I don’t know what the fight was about, but when he went to heaven, a light opened up around him and he disappeared. The baby is like that light, and I wonder if she swallowed it. I’m three at the time, remember. I wonder about a lot of strange shit. Either way, she’s special. I know that beyond a shadow of a doubt.

She stops crying and looks at me—right at me—her eyes wide and curious. They sparkle like a diamond ring and I can see things in them. Stars and ribbons of light. Shimmering gold rivers and purple trees. And I realize she is from there. That place I’m seeing. She was sent here, and she’s showing me her galaxy. Her universe. And I don’t know how, but I know what she is. The seeker. The one who searches for lost souls.

A name pops into my head. It’s in another language. Aramaic, maybe. It’s supposed to be something like D’AaeAsh. No, that’s not quite right. D’MaAeSH? No. There’s more to it. Either way, I can hear it in my head. I just can’t pronounce it, so when I tell her what she is, it comes out “Dutch.” I know a lot of words I can’t pronounce at that age in a lot of languages. Earl gets mad when I talk about it. He calls me a liar, but I’m not.

Doesn’t matter anyway. Dutch will work for now.

She seems to like it, but I feel like she’s scared when she looks at me. Just a little, so I hide. At first, I imagine a cape like Superman’s but decide against it. Too bright. Too flashy. Instead, I imagine a cloak like the knight in my comic book wears. It’s thick and black with a hood. As I think, it appears around me like a big, black sea and settles around my shoulders. That’s the great thing about daydreams.

The doctor “calls it” and checks the clock. The nurses clean the girl—Dutch—and take her to a room with other babies, and she stays there for three days. The man comes and goes. He doesn’t stay long. But that’s okay. We keep vigil. Me and the ghosts.

She likes them. I can feel it. Even the one with a big hole on the side of his head. But when I get close, she winces, so I call forth the cloak and watch her from a corner of the ceiling. I watch until the man comes to take her home.

His sadness hurts my chest and makes it hard to breathe. He whispers into her ear. Something about just the three of them now, and I remember that the man has another daughter. He was telling a nurse as he looked down at Dutch. As he held her for the first time. As he balanced a bottle in his big hands.
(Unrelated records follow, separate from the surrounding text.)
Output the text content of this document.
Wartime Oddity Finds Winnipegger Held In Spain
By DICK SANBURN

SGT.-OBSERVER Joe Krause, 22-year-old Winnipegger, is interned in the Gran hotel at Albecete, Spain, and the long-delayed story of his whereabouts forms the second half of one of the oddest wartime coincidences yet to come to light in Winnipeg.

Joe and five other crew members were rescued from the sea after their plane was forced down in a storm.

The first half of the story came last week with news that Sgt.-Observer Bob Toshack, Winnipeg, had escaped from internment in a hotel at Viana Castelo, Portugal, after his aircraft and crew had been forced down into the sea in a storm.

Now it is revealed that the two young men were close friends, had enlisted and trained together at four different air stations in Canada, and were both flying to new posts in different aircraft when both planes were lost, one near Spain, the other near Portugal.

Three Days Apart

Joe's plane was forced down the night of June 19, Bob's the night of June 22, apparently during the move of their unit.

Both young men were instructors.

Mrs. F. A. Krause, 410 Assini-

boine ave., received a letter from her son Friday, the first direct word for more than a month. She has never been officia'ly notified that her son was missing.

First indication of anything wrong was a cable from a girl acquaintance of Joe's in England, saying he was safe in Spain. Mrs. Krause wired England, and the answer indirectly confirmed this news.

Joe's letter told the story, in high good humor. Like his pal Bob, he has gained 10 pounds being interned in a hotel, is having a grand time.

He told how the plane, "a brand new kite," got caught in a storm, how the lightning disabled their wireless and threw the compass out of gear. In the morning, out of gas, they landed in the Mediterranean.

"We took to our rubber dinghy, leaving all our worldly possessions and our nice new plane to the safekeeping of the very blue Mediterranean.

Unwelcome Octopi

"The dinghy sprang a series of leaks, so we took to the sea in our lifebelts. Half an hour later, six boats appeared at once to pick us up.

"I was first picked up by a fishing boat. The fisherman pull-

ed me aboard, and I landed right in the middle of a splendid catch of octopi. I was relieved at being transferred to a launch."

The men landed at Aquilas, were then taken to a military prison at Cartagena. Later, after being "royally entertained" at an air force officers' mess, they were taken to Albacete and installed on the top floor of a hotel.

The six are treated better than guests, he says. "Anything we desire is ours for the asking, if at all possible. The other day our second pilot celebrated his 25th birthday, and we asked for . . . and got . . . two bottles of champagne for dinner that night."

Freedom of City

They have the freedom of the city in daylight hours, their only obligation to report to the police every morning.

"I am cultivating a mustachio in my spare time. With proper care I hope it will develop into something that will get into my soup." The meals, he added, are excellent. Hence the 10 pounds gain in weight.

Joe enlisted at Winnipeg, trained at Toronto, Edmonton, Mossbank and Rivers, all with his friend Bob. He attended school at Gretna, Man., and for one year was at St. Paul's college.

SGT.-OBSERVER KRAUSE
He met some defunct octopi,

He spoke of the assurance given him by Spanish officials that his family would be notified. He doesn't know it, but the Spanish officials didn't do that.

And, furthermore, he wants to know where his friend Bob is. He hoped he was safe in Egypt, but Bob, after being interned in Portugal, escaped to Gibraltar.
As he cried and cried and cried.

I remember wondering why nobody ever told him it’s not okay for boys to cry.

Then she is gone, taken to be with her family. What’s left of it. And I wake up from the dream. The dream about a girl made of pure light. You’d think that since it was a daydream and not a night one, I could’ve controlled what happened. I should have tried harder. If I’d thought about it, I would’ve made the lady live and be with her little girl. If I’d thought about it.

2

When I wake up, I’m not in the basement anymore. Groggy and disoriented, I don’t recognize my surroundings. It takes me a minute to realize I’m in a hospital. A hospital. I stay still when a nurse comes in. Checks my IV. Tells me I had a seizure.

Okay. That’s all fine and dandy, but I always have seizures. I’ve had them since I was three. Since I first saw Dutch’s light. Why am I in a hospital? I’ve never been to a hospital. I’ve never even been to a doctor. I’m in a blue gown and my arms are taped up. One has an IV in it. The other has a bandage that runs from elbow to wrist.